Выбрать главу

Бывало, что в глубокой старости тело, изнуренное болезнями, совсем отказывалось служить своему хозяину и, по утверждению очевидцев, управлялось исключительно силой духа. Игумен Филарет Глинский (1777 – 1841), как говорили, еще до смерти носил мертвую плоть, изможденную трудами и постническим воздержанием; только искрящиеся глаза показывали в нем живого человека. То же известно об о. Алексее Мечеве (1859 – 1923): физическое тело совершенно омертвело и казалось неживым, только глаза сияли. Есть свидетельства что он покидал бренную телесную оболочку и гулял по саду.
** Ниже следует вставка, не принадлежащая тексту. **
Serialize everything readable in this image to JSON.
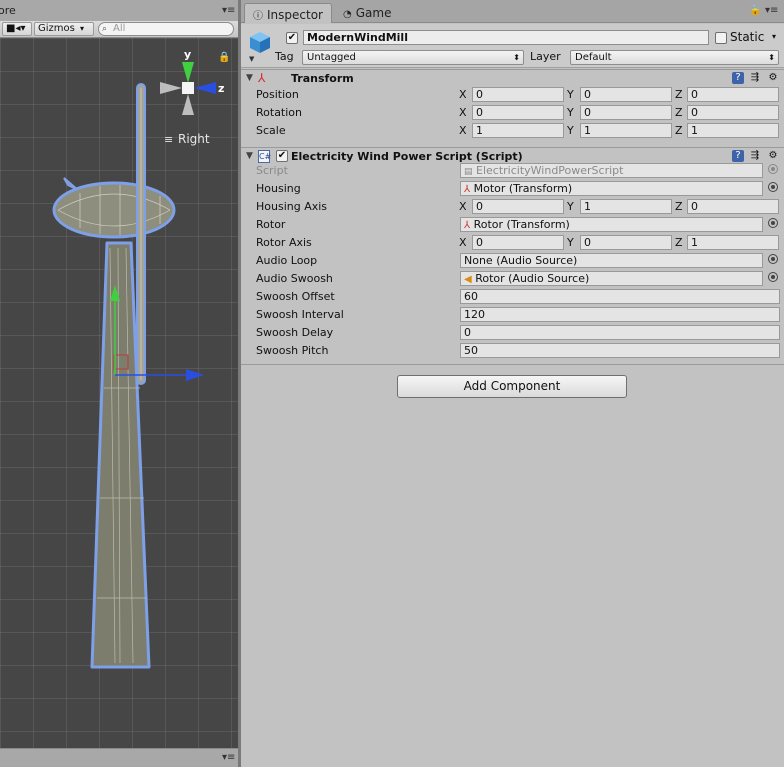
{
  "scene": {
    "tab_partial": "ore",
    "toolbar": {
      "gizmos_label": "Gizmos",
      "search_placeholder": "All"
    },
    "gizmo": {
      "y_label": "y",
      "z_label": "z",
      "view_label": "Right"
    }
  },
  "inspector": {
    "tabs": [
      {
        "label": "Inspector"
      },
      {
        "label": "Game"
      }
    ],
    "object": {
      "active": true,
      "name": "ModernWindMill",
      "static_label": "Static",
      "static": false,
      "tag_label": "Tag",
      "tag_value": "Untagged",
      "layer_label": "Layer",
      "layer_value": "Default"
    },
    "transform": {
      "title": "Transform",
      "rows": [
        {
          "label": "Position",
          "x": "0",
          "y": "0",
          "z": "0"
        },
        {
          "label": "Rotation",
          "x": "0",
          "y": "0",
          "z": "0"
        },
        {
          "label": "Scale",
          "x": "1",
          "y": "1",
          "z": "1"
        }
      ]
    },
    "script_component": {
      "title": "Electricity Wind Power Script (Script)",
      "enabled": true,
      "script_label": "Script",
      "script_value": "ElectricityWindPowerScript",
      "housing_label": "Housing",
      "housing_value": "Motor (Transform)",
      "housing_axis_label": "Housing Axis",
      "housing_axis": {
        "x": "0",
        "y": "1",
        "z": "0"
      },
      "rotor_label": "Rotor",
      "rotor_value": "Rotor (Transform)",
      "rotor_axis_label": "Rotor Axis",
      "rotor_axis": {
        "x": "0",
        "y": "0",
        "z": "1"
      },
      "audio_loop_label": "Audio Loop",
      "audio_loop_value": "None (Audio Source)",
      "audio_swoosh_label": "Audio Swoosh",
      "audio_swoosh_value": "Rotor (Audio Source)",
      "swoosh_offset_label": "Swoosh Offset",
      "swoosh_offset_value": "60",
      "swoosh_interval_label": "Swoosh Interval",
      "swoosh_interval_value": "120",
      "swoosh_delay_label": "Swoosh Delay",
      "swoosh_delay_value": "0",
      "swoosh_pitch_label": "Swoosh Pitch",
      "swoosh_pitch_value": "50"
    },
    "add_component_label": "Add Component",
    "axis_labels": {
      "x": "X",
      "y": "Y",
      "z": "Z"
    }
  },
  "colors": {
    "panel_bg": "#c2c2c2",
    "scene_bg": "#464646",
    "selection_outline": "#6f8fd6",
    "axis_y": "#3fcf3f",
    "axis_z": "#2a4fe0"
  }
}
Всегда и все имеют возможность, если захотят, стяжать жизнь вечную и уже не бояться смерти, сказал святитель Григорий Палама; он подтвердил эти слова собственным блаженным исходом: удивительный неземной свет осветил комнату, где он лежал, и оставил сияние на его лице. Церковная служба содержит несколько прошений о христианской кончине, безболезненной, непостыдной, мирной: подразумевается напутствие к преставлению в новую жизнь: соборование, исповедь, непременное причащение; по древнему церковному преданию, душа человека, который причастился в день смерти, проходит к престолу Господню, минуя мытарства; предчувствуя смерть, многие священники и монахи причащаются ежедневно. Считается весьма полезной, ради очищения грехов и принесения последнего глубокого покаяния, «предсмертная болезнь, без непосильных страданий, без ропота, с благодарностью», как говорится в специальной молитве, составленной преподобным Алексием Зосимовским. Сам он скончался сразу же по принятии Святых Христовых Таин, на 83-м году жизни.

Однако бывало и так, что великие святые терпели тяжелейшие предсмертные мучения. Про святителя Филарета Киевского говорили: жил на кресте и умер на кресте; его предсмертное томление длилось неделю – страстную седмицу: сильный жар от воспаления легких, боли в желудке, палящая жажда, стеснение дыхания, пульс до 130 ударов в минуту; он признавался, что при множестве перенесенных им болезней таких мук еще не испытывал. Окружающих изумляло терпение старца, безропотность, младенческая кротость, он не терял сознания, перед причащением непременно облачался, плакал от умиления слушая молитвы и жаждал смерти как ангела-утешителя. Праведный терпит сознательно, зная что боль посылается как очистительное средство, как врачевание души, а те, кто рядом, получают убедительное наставление, ощутимую душевную пользу. «Когда человек мучается перед смертью, грехи прощаются» – говорит в одном рассказе А.П. Чехов. Те же слова произнесла одна монахиня, почившая в тяжких страданиях, явившись после смерти своей приятельнице.

Иногда в конце жизни подвижники испытывали великие скорби, подвергаясь несправедливому гонению: например, первоначальника Саровской пустыни иеросхимонаха Иоанна (1770 – 1837) в царствование Анны Иоанновны из-за политического доноса какого-то недоброжелателя вытребовали в Петербург и посадили в темницу, где он и скончался. Настоятелю Оптиной архимандриту Моисею (1814 – 1895) перед смертью пришлось пережить следственное дело, заведенное по клевете, а старец той же пустыни схиархимандрит Варсонофий (1845 – 1913), переведенный, также по навету, из родных стен в чужой Голутвин монастырь, не прожил на новом месте и года. Быть может, безвинное страдание, как и болезнь, попускается Богом, как последнее очистительное испытание, приуготовляющее дух к блаженной вечности.

Глинский старец схиархимандрит Серафим (Романцов; 1885 – 1976) признался на смертном одре: «О чем я молился всю жизнь и чего искал, то открылось сейчас в моем сердце; моя душа исполнилась благодати настолько, что не могу ее даже вместить». А сомолитвенник его, Глинский же архимандрит Андроник (Лукаш; 1889 – 1974), находясь в предсмертном забытьи, вдруг отчетливо сформулировал обнадеживающую истину, которая, очевидно, была ему открыта в пограничном состоянии: «милость Божия все покроет».